|Stay in Line|
The first thing to check is the most obvious. If demand has exceeded supply,
then simply refill the washer fluid tank. A funnel and a jug of washer fluid
are the solutions to your problem. Remember to only pour the windshield washer
fluid where it's supposed to go. If you're not sure, consult the owner's
manual, or look for the cap with wipers and spray on it. If a reservoir
fill-up doesn't solve the problem, use your ears. Have a pal turn on the
ignition key to Accessory and fire up the wipers and washer with the engine
off and hood up. Listen for the pump motor. If the motor is whirring away to
no avail, then it's time to inspect the lines and squirters. Find the
squirters, and follow the lines back to the tank. Makes sure there are no
pinched, cracked, or broken lines. Last, find the squirters themselves and
make sure they're not clogged with old car wax or crud. Follow along with the
steps below for some clear vision tips .
|Step 1 - Finding and filling the washer fluid reservoir is half the
battle. This may be your first and last step.

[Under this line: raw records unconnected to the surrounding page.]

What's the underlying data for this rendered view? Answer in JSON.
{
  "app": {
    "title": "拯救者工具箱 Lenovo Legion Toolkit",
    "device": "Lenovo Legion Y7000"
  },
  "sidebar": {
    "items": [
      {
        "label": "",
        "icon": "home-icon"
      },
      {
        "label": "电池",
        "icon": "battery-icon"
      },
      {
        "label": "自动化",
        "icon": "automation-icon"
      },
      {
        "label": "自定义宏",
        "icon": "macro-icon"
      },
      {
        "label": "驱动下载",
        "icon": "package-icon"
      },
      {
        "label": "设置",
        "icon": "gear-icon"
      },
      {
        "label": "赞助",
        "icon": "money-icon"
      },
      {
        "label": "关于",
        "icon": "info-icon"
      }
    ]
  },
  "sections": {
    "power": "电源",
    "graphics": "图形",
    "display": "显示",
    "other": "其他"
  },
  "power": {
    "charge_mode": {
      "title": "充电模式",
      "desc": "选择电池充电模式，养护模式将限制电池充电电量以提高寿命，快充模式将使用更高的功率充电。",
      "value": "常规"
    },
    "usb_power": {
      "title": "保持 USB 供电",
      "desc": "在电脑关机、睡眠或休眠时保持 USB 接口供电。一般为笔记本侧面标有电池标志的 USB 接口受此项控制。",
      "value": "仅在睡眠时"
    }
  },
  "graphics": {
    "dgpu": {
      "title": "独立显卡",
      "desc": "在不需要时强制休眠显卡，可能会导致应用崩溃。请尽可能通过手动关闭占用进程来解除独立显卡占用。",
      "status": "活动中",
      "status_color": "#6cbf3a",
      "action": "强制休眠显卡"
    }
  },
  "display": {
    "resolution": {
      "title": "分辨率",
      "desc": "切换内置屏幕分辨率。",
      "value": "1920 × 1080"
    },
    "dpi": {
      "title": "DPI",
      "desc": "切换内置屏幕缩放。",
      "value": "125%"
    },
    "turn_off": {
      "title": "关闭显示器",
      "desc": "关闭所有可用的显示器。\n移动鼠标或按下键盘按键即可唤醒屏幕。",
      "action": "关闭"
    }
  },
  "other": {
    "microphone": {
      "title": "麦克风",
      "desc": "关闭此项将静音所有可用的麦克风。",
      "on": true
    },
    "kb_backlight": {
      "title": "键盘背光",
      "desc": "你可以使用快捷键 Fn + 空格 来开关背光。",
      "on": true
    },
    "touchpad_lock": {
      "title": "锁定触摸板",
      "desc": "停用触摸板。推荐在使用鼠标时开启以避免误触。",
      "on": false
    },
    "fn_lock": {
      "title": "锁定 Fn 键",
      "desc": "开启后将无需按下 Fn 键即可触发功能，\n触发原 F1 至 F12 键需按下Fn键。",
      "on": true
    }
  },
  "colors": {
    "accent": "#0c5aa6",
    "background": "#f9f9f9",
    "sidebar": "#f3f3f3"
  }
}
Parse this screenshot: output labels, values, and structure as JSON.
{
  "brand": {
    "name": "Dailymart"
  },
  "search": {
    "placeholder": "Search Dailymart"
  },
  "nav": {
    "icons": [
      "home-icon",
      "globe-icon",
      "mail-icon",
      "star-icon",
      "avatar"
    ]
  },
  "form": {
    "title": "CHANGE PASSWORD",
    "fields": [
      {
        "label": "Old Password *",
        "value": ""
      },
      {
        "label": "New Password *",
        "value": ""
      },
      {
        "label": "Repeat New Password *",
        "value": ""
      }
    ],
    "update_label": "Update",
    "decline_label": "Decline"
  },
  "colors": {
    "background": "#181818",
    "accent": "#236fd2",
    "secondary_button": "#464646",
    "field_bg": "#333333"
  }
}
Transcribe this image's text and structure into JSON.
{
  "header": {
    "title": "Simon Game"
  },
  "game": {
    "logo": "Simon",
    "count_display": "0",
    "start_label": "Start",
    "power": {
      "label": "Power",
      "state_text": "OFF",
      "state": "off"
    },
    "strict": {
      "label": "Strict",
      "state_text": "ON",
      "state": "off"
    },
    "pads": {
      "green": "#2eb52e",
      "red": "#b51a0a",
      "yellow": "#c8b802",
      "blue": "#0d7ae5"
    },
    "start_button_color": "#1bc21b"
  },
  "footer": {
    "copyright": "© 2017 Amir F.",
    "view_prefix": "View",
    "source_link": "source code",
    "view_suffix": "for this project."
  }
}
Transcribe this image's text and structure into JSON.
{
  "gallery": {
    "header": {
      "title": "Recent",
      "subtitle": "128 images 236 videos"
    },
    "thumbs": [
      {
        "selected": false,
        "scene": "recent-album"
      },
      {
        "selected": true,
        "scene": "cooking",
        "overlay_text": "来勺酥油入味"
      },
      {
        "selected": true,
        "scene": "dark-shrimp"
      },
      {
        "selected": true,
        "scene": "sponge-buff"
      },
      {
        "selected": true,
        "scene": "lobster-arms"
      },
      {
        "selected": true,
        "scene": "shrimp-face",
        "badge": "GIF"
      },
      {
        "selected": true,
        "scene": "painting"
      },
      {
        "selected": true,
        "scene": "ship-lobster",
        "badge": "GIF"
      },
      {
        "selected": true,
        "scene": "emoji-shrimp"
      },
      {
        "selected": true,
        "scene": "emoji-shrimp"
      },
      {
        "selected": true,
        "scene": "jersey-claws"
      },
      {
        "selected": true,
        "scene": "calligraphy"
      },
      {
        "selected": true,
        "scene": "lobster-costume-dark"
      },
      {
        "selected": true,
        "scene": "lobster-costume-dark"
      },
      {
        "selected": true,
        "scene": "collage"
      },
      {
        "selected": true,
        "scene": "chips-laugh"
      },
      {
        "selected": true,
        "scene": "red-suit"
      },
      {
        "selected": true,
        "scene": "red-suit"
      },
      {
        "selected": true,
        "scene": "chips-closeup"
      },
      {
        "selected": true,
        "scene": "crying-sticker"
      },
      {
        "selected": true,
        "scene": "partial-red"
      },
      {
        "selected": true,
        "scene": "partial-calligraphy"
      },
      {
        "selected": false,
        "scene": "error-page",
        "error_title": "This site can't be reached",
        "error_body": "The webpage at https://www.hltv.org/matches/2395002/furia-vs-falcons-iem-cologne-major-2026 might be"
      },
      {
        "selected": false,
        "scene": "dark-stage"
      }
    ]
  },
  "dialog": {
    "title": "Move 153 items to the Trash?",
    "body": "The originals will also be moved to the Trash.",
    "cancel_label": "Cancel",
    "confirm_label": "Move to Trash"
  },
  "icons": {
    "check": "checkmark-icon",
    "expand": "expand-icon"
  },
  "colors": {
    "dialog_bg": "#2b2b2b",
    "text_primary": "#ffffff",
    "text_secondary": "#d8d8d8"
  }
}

|Step 2 - With the help of a pal, test the washer function with the
engine off, and listen for the pump motor. No whirring? Check the fuse and
electrical connections. Replace the motor if it's dead.
|Step 3 - Next, find the lines that run from the pump motor to the
squirters. Make sure they're not pinched, like this one.
|Step 4 - A pinched or broken line can be patched up with a barbed
fitting, or replaced with new line, available right near the windshield wipers
at the auto parts store.
|Step 5 - Clean up the squirters. Old car wax and road crud can clog up
the holes. Also check the aim. Windshield washer fluid will do no good
squirting over the roof of the car. Now go drive through a swarm of bugs!